Southern Montana co-op has been searching the power markets for possible supply contracts, but eventually concluded that building a new plant in Montana would be just as cost-effective, Gregori said.

"We will have stable rates that will not be subject to market whims and market forces," he said.

He said Southern Montana plans to apply for key permits this year. Money for the project will come from co-op financing banks and the city of Great Falls, which plans to issue revenue bonds. Great Falls plans to finance 17 percent of the plant, Gray said. That means the city would have the rights to 30 to 40 megawatts of the power produced by the plant.

Coal for the plant — about 1.1 million tons a year — would come from existing Montana mines, Gregori said.

Co-op board members chose Great Falls over three other possible sites: west of Circle, Hysham and Decker.

Gray said Great Falls was the best site because it had the best access to water, rail links, transmission lines and a work force for the huge construction job. As many as 400 people will be employed during the construction and 65 permanent jobs will be needed to operate the plant.

"It’s a good deal because it’s a reliable, affordable source of power that we need, regardless of where it’s located," Gray said. "But the bonus to us is that a half-billion-dollar construction project is a big deal, in anyone’s back yard."

Gray and other co-op officials also said siting the plant in Great Falls greatly reduced the cost of construction. Original estimates for the plant had been as high as $600 million, but will be lower for the reasons Gray listed.

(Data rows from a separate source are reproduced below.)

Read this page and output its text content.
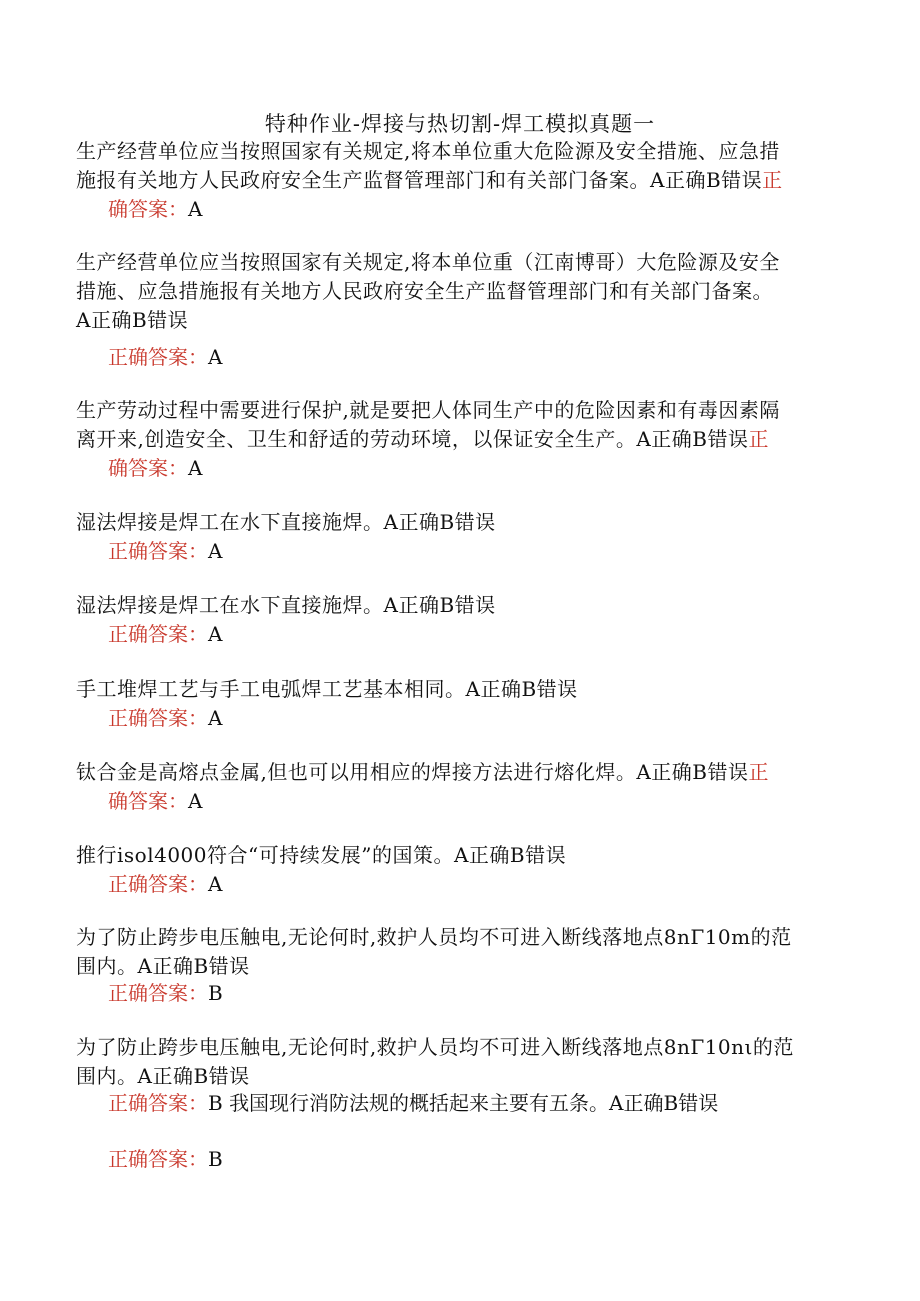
特种作业-焊接与热切割-焊工模拟真题一
生产经营单位应当按照国家有关规定,将本单位重大危险源及安全措施、应急措
施报有关地方人民政府安全生产监督管理部门和有关部门备案。A正确B错误正
确答案：A
生产经营单位应当按照国家有关规定,将本单位重（江南博哥）大危险源及安全
措施、应急措施报有关地方人民政府安全生产监督管理部门和有关部门备案。
A正确B错误
正确答案：A
生产劳动过程中需要进行保护,就是要把人体同生产中的危险因素和有毒因素隔
离开来,创造安全、卫生和舒适的劳动环境，以保证安全生产。A正确B错误正
确答案：A
湿法焊接是焊工在水下直接施焊。A正确B错误
正确答案：A
湿法焊接是焊工在水下直接施焊。A正确B错误
正确答案：A
手工堆焊工艺与手工电弧焊工艺基本相同。A正确B错误
正确答案：A
钛合金是高熔点金属,但也可以用相应的焊接方法进行熔化焊。A正确B错误正
确答案：A
推行isol4000符合“可持续发展”的国策。A正确B错误
正确答案：A
为了防止跨步电压触电,无论何时,救护人员均不可进入断线落地点8nΓ10m的范
围内。A正确B错误
正确答案：B
为了防止跨步电压触电,无论何时,救护人员均不可进入断线落地点8nΓ10nι的范
围内。A正确B错误
正确答案：B 我国现行消防法规的概括起来主要有五条。A正确B错误
正确答案：B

The plant site is on 195 acres just east of town, on the southern side of the Missouri River. There is enough room to build a companion 250-megawatt power plant on the same site, although that’s not on the drawing board now, co-op officials said. The plant, however, must jump through many environmental hoops before it is approved and built.

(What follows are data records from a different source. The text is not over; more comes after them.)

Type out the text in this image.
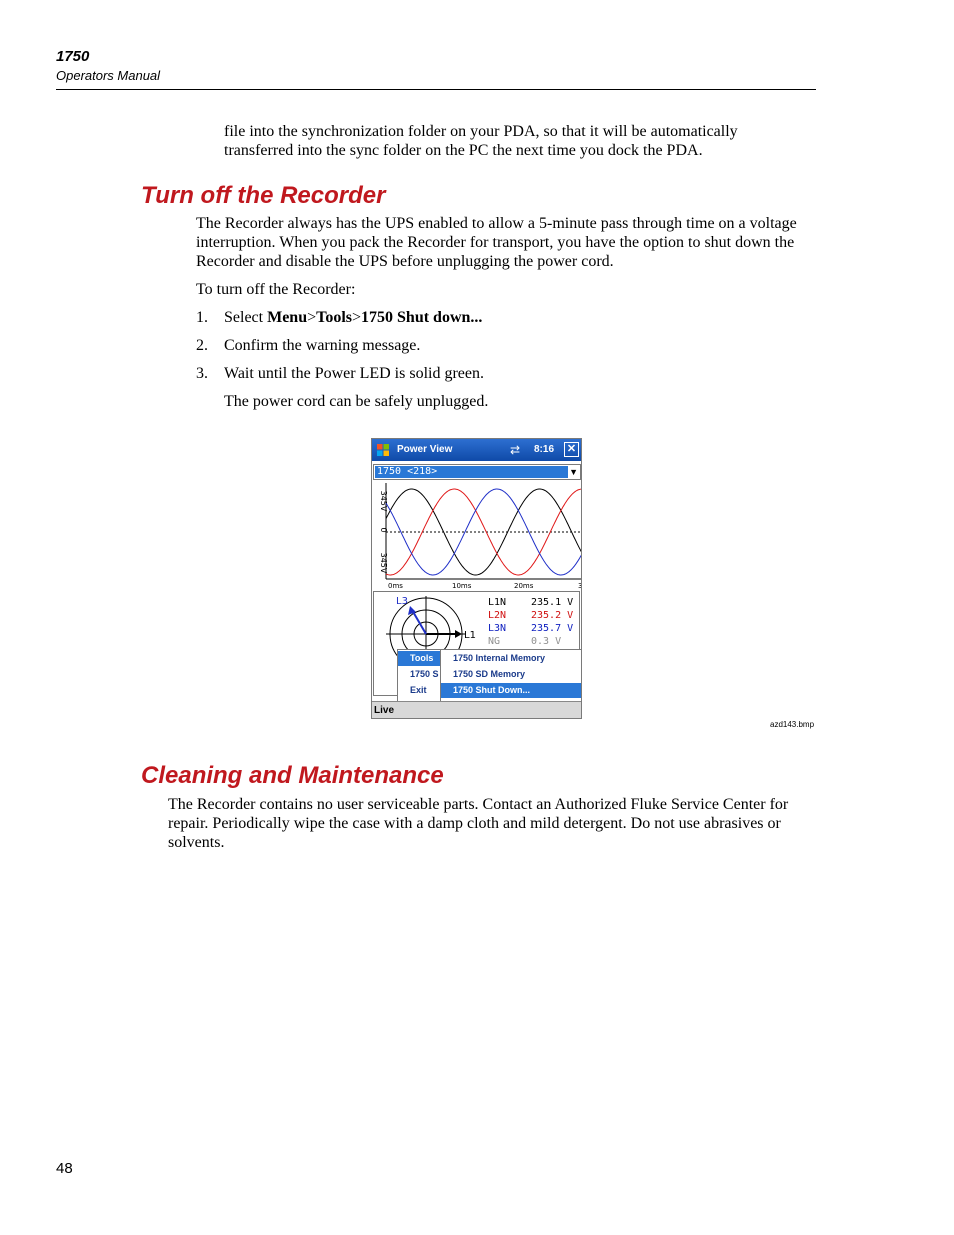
1750
Operators Manual

file into the synchronization folder on your PDA, so that it will be automatically transferred into the sync folder on the PC the next time you dock the PDA.

Turn off the Recorder

The Recorder always has the UPS enabled to allow a 5-minute pass through time on a voltage interruption. When you pack the Recorder for transport, you have the option to shut down the Recorder and disable the UPS before unplugging the power cord.

To turn off the Recorder:

1. Select Menu>Tools>1750 Shut down...
2. Confirm the warning message.
3. Wait until the Power LED is solid green.

The power cord can be safely unplugged.

Power View	⇄ 8:16 ✕
1750 <218>	▼
345V
0
345V
0ms	10ms	20ms	3
L3
L1
L1N 235.1 V
L2N 235.2 V
L3N 235.7 V
NG	0.3 V
Tools
1750 S
Exit
1750 Internal Memory
1750 SD Memory
1750 Shut Down...
Live
azd143.bmp
Cleaning and Maintenance

The Recorder contains no user serviceable parts. Contact an Authorized Fluke Service Center for repair. Periodically wipe the case with a damp cloth and mild detergent. Do not use abrasives or solvents.

48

Co-op officials said they plan to talk directly with leaders of groups such as the Northern Plains Resource Council and the Montana Environmental Information Center, to convince them that the plant is good for the state and environmentally sound.

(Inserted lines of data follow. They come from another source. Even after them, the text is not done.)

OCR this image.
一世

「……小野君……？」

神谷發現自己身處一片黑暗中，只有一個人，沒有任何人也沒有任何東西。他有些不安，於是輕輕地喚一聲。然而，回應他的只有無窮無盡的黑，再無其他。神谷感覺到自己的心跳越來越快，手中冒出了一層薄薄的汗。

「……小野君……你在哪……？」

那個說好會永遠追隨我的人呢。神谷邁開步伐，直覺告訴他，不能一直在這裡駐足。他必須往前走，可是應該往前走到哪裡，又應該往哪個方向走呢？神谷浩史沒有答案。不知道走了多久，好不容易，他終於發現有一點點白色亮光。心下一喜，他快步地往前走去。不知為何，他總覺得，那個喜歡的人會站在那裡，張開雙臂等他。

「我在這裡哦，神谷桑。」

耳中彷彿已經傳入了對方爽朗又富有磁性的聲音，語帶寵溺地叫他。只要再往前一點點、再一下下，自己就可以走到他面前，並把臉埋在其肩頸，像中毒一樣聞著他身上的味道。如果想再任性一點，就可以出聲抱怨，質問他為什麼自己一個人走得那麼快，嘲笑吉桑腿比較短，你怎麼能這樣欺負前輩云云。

The plant will burn sub-bituminous coal and use a "clean coal" technology that uses ground limestone to reduce polluting emissions.

"Our plant will be fully compliant with existing and proposed air-quality standards," Gregori said.

He also said the plant is much different than the failed gas-fired power plant project north of Great Falls. NorthWestern Corp., which is now in bankruptcy, proposed that 250-megawatt plant in 2001, at the height of the Western power-price crunch. It was intended originally to supply Montana industrial customers and other regional buyers of electricity. When regional prices crashed, NorthWestern proposed using power from the plant to supply Montana residential and small-business customers. But the Montana Public Service Commission rejected the initial contract as too expensive and "not in the public interest."

Gregori said the coal-fired plant proposed by the co-ops differs because it has a dedicated "load" or customer base already in place, and is not based on any speculative factors. It also doesn’t have to ship power out of state, and therefore doesn’t face any transmission problems, he said.